While the practices of their undercover officers are being reviewed, none of the three officers who participated in the sex acts are under investigation on a personal level.
"The Minneapolis Police Department is taking immediate action by reviewing these cases," Police Chief Janeé Harteau said in a statement. "We are no longer using undercover operations to investigate suspected prostitution in massage businesses."
In a case which was dismissed on August 7, the undercover officer did not negotiate a price for the sex acts until after the woman in question was already fondling his genitals.
"This behavior is completely unnecessary to the evidence gathering process, to prove prostitution police need only show that there's an agreement of sex for money," the woman’s attorney Jeff Dean argued. "The judge ruled that the police officer's sexual conduct was outrageous and violated due process and that the charges should therefore be dismissed."

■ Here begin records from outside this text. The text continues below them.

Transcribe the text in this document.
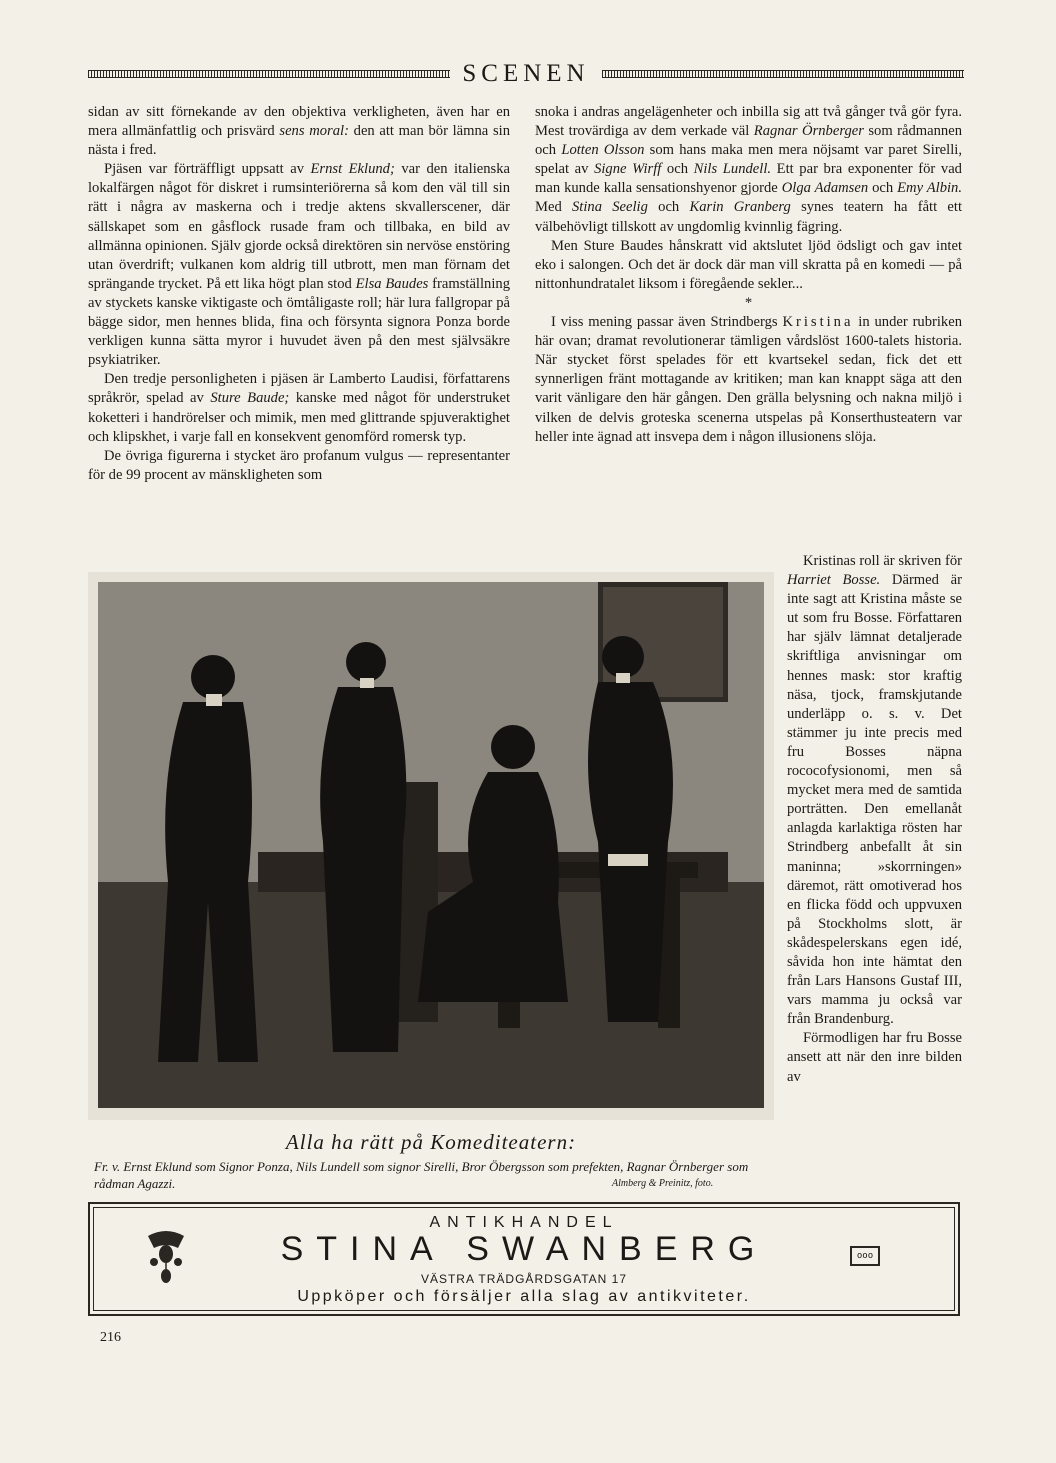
SCENEN

sidan av sitt förnekande av den objektiva verkligheten, även har en mera allmänfattlig och prisvärd sens moral: den att man bör lämna sin nästa i fred.

Pjäsen var förträffligt uppsatt av Ernst Eklund; var den italienska lokalfärgen något för diskret i rumsinteriörerna så kom den väl till sin rätt i några av maskerna och i tredje aktens skvallerscener, där sällskapet som en gåsflock rusade fram och tillbaka, en bild av allmänna opinionen. Själv gjorde också direktören sin nervöse enstöring utan överdrift; vulkanen kom aldrig till utbrott, men man förnam det sprängande trycket. På ett lika högt plan stod Elsa Baudes framställning av styckets kanske viktigaste och ömtåligaste roll; här lura fallgropar på bägge sidor, men hennes blida, fina och försynta signora Ponza borde verkligen kunna sätta myror i huvudet även på den mest självsäkre psykiatriker.

Den tredje personligheten i pjäsen är Lamberto Laudisi, författarens språkrör, spelad av Sture Baude; kanske med något för understruket koketteri i handrörelser och mimik, men med glittrande spjuveraktighet och klipskhet, i varje fall en konsekvent genomförd romersk typ.

De övriga figurerna i stycket äro profanum vulgus — representanter för de 99 procent av mänskligheten som

snoka i andras angelägenheter och inbilla sig att två gånger två gör fyra. Mest trovärdiga av dem verkade väl Ragnar Örnberger som rådmannen och Lotten Olsson som hans maka men mera nöjsamt var paret Sirelli, spelat av Signe Wirff och Nils Lundell. Ett par bra exponenter för vad man kunde kalla sensationshyenor gjorde Olga Adamsen och Emy Albin. Med Stina Seelig och Karin Granberg synes teatern ha fått ett välbehövligt tillskott av ungdomlig kvinnlig fägring.

Men Sture Baudes hånskratt vid aktslutet ljöd ödsligt och gav intet eko i salongen. Och det är dock där man vill skratta på en komedi — på nittonhundratalet liksom i föregående sekler...

*

I viss mening passar även Strindbergs Kristina in under rubriken här ovan; dramat revolutionerar tämligen vårdslöst 1600-talets historia. När stycket först spelades för ett kvartsekel sedan, fick det ett synnerligen fränt mottagande av kritiken; man kan knappt säga att den varit vänligare den här gången. Den grälla belysning och nakna miljö i vilken de delvis groteska scenerna utspelas på Konserthusteatern var heller inte ägnad att insvepa dem i någon illusionens slöja.

Kristinas roll är skriven för Harriet Bosse. Därmed är inte sagt att Kristina måste se ut som fru Bosse. Författaren har själv lämnat detaljerade skriftliga anvisningar om hennes mask: stor kraftig näsa, tjock, framskjutande underläpp o. s. v. Det stämmer ju inte precis med fru Bosses näpna rococofysionomi, men så mycket mera med de samtida porträtten. Den emellanåt anlagda karlaktiga rösten har Strindberg anbefallt åt sin maninna; »skorrningen» däremot, rätt omotiverad hos en flicka född och uppvuxen på Stockholms slott, är skådespelerskans egen idé, såvida hon inte hämtat den från Lars Hansons Gustaf III, vars mamma ju också var från Brandenburg.

Förmodligen har fru Bosse ansett att när den inre bilden av

Alla ha rätt på Komediteatern:
Fr. v. Ernst Eklund som Signor Ponza, Nils Lundell som signor Sirelli, Bror Öbergsson som prefekten, Ragnar Örnberger som rådman Agazzi.	Almberg & Preinitz, foto.
ANTIKHANDEL
STINA SWANBERG
VÄSTRA TRÄDGÅRDSGATAN 17
Uppköper och försäljer alla slag av antikviteter.
ooo
216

He went on to represent the same woman in another case which was also dismissed on Monday.
He pointed out that six years ago, the laws were changed so that officers did not need to engage in sexual contact with the subject of their investigation- but that officers continue to do so anyways.
"This was a published decision by the Minnesota Court of Appeals putting the police department on notice that this type of conduct is outrageous, unconstitutional and must be stopped," Dean said. "Yet the very same police department, even with that clear notice, continues to engage in the same outrageous conduct."
After the officer rolled over, moans were heard on the recording until other police barged in to complete the raid.
An attorney for the officer argued that the cop didn’t think there would be enough evidence unless a sex act was performed.
"If undercover women can make cases in undercover work without any kind of sexual contact, why is it that men seem to have this kind of issue?" The woman’s public defender asked.